After delineating these exceptions, the last sentence of paragraph 2 states that "the plans, drawings, sketches and addenda covered by the Memorandum are listed in the attached Schedule A." This sentence indicates that certain documents evidencing the scope of the entire Project would be annexed to the MOU. Notably, the sentence does not mention change orders, or state that only the change orders and directives specifically mentioned or included in Schedule "A" are incorporated into the adjusted contract price. In fact, the preceding language in paragraph 2 already provides that the adjustment takes into account "all change orders ... of whatever kind." Vortex's interpretation would require the court to ignore the first sentence of paragraph 2.
"It is an elementary rule of contract construction that clauses of a contract should be read together contextually in order to give them meaning" (HSBC Bank USA v National Equity Corp., 279 AD2d 251, 253 [1st Dept 2001]). Thus, "the court should construe the agreements so as to give full meaning and effect to the material provisions" (Excess Ins. Co. Ltd. v Factory Mut. Ins. Co., 3 NY3d 577, 582 [2004]). A court should not adopt an interpretation which would leave any provision without force and effect (see Beal Sav. Bank v Sommer, 8 NY3d 318 [2007]; see e.g. Acme Supply Co. v City of New York, 39 AD3d 331 [1st Dept 2007], lv denied 12 NY3d 701 [2009] [reversing a lower court's construction of an agreement which did not give effect to all terms]). Therefore, this court cannot ignore the plain language of the MOU that makes clear that the adjusted contract price takes into account all change orders of whatever kind that predate the MOU.
Thus, Vortex is contractually barred by the MOU from claiming payment or filing a lien for any work or change order, whether written or oral, before June 7, 2007, other than as provided for in the MOU. Accordingly, Berit's motion for summary judgment dismissing Vortex's counterclaims is granted, and Berit is entitled to a declaration that the MOU is valid and enforceable.

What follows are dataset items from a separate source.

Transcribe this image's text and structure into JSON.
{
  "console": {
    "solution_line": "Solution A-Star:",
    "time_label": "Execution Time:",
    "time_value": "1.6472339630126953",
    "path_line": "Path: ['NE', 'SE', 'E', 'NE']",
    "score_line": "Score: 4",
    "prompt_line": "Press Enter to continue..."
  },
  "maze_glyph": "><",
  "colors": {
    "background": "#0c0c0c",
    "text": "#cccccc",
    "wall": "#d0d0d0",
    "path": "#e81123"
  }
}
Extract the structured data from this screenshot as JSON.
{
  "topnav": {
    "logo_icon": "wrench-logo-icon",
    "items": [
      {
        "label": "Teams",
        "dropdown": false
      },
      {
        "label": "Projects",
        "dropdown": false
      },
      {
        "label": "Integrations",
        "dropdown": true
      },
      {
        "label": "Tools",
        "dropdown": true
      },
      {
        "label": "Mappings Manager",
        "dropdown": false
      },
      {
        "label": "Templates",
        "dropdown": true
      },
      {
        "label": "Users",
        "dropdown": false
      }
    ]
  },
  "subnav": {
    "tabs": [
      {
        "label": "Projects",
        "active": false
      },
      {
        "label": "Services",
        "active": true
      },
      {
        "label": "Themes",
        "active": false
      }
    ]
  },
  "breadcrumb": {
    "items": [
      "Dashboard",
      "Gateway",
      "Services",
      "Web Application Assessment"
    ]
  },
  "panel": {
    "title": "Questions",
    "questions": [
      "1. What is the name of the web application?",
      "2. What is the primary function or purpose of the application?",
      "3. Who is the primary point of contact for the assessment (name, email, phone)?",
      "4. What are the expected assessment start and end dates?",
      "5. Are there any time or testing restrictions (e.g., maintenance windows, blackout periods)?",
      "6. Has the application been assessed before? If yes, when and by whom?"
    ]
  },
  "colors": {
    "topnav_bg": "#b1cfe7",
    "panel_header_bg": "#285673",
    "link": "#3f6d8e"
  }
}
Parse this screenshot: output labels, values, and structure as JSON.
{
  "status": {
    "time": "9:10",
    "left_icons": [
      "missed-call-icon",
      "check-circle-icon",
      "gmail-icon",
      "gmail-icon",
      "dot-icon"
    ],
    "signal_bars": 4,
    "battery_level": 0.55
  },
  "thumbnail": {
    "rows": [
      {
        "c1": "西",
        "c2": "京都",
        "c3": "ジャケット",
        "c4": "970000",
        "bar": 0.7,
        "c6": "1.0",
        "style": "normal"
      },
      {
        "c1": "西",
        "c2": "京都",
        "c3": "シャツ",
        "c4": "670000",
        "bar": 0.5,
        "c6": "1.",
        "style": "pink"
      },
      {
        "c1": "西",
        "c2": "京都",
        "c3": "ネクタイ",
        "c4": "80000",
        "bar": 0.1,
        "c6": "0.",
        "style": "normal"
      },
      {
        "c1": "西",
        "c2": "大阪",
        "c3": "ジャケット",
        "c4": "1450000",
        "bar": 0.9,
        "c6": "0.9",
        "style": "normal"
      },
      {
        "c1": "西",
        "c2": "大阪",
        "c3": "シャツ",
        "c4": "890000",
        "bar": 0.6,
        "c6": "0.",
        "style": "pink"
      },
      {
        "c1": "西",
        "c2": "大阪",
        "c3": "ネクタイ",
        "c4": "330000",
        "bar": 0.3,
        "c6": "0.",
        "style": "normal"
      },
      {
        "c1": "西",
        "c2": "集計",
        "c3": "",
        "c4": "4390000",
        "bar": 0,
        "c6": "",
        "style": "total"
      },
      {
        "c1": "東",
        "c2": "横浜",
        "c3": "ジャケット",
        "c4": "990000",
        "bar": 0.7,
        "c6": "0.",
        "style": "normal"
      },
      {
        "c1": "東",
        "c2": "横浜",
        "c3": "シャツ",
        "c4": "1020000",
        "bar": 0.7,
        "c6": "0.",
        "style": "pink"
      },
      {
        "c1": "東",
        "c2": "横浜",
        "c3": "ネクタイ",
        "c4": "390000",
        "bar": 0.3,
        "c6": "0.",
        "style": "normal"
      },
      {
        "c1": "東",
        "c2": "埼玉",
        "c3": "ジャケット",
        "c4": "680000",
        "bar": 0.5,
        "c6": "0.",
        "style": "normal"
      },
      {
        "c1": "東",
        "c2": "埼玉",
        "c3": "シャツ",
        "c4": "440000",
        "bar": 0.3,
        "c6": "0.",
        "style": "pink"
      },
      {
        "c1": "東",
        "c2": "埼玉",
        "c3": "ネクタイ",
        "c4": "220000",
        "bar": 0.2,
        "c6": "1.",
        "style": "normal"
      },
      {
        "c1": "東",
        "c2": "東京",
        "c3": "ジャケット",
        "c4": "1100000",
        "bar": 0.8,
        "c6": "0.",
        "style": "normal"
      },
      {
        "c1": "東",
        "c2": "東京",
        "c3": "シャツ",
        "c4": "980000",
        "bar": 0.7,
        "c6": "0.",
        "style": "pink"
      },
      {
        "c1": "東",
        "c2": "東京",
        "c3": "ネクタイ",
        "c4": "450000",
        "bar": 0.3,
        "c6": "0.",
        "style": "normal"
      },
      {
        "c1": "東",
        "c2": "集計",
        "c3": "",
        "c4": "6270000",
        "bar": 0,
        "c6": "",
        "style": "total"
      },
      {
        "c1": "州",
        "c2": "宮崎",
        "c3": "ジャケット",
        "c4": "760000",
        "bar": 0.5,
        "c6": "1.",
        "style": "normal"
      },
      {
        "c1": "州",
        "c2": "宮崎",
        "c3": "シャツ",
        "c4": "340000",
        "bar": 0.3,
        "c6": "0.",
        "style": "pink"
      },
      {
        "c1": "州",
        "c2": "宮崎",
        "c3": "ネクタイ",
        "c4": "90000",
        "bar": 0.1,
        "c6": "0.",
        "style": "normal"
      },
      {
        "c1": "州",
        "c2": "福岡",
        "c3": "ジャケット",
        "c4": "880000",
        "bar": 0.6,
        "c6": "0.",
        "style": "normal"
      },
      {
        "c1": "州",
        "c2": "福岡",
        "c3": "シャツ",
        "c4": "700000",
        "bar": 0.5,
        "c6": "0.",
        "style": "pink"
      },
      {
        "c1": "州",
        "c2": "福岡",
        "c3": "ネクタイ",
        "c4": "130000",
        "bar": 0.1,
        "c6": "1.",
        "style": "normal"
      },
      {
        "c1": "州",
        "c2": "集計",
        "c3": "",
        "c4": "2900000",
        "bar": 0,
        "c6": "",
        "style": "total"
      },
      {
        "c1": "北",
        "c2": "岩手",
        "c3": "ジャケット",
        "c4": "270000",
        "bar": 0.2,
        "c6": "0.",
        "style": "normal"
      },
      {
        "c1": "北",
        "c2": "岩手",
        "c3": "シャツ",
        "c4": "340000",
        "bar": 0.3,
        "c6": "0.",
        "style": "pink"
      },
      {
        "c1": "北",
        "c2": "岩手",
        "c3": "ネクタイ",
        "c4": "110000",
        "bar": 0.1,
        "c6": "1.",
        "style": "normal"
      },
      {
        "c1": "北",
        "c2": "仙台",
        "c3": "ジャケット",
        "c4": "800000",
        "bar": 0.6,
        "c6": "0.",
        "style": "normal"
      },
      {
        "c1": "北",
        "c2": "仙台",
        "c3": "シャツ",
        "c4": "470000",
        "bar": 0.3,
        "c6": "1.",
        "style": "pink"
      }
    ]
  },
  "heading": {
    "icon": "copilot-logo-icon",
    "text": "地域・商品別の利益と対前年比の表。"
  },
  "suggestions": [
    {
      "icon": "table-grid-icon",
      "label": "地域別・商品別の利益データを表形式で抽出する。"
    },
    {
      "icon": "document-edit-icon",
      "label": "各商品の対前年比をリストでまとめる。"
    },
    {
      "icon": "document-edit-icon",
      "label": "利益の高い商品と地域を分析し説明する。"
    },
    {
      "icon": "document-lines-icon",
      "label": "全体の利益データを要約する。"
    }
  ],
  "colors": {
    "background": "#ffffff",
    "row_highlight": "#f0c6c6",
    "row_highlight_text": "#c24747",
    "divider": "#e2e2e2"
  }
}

As the court has found that the MOU is valid and enforceable, it need not reach Berit's alternative argument that Vortex's has wilfully exaggerated its lien such that it is void under Lien Law § 39.
The court has considered the remaining arguments, and finds them to be without merit.
Accordingly, it is hereby
ORDERED that the motion of plaintiff Berit Realty, LLC and counterclaim defendant Fidelity and Deposit Company of Maryland for summary judgment dismissing the counterclaims of defendant Vortex Group, Inc., is granted, and the counterclaims of defendant Vortex Group Inc. are dismissed with costs and disbursements to plaintiff Berit Realty, LLC and counterclaim defendant Fidelity and Deposit Company of Maryland as taxed by the Clerk of the Court upon the submission of an appropriate bill of costs; and it is further
ADJUDGED AND DECLARED that the Memorandum of Understanding, entered into by plaintiff Berit Realty, LLC and defendant Vortex Group, Inc. on June 7, 2007, is valid and enforceable, and thus, the lien of defendant Vortex Group, Inc. imposed by Notice Under Mechanic's Lien Law, dated August 13, 2008 in the amount of $1,316,271 is invalid; and it is further
ORDERED that the Clerk is directed to enter judgment accordingly.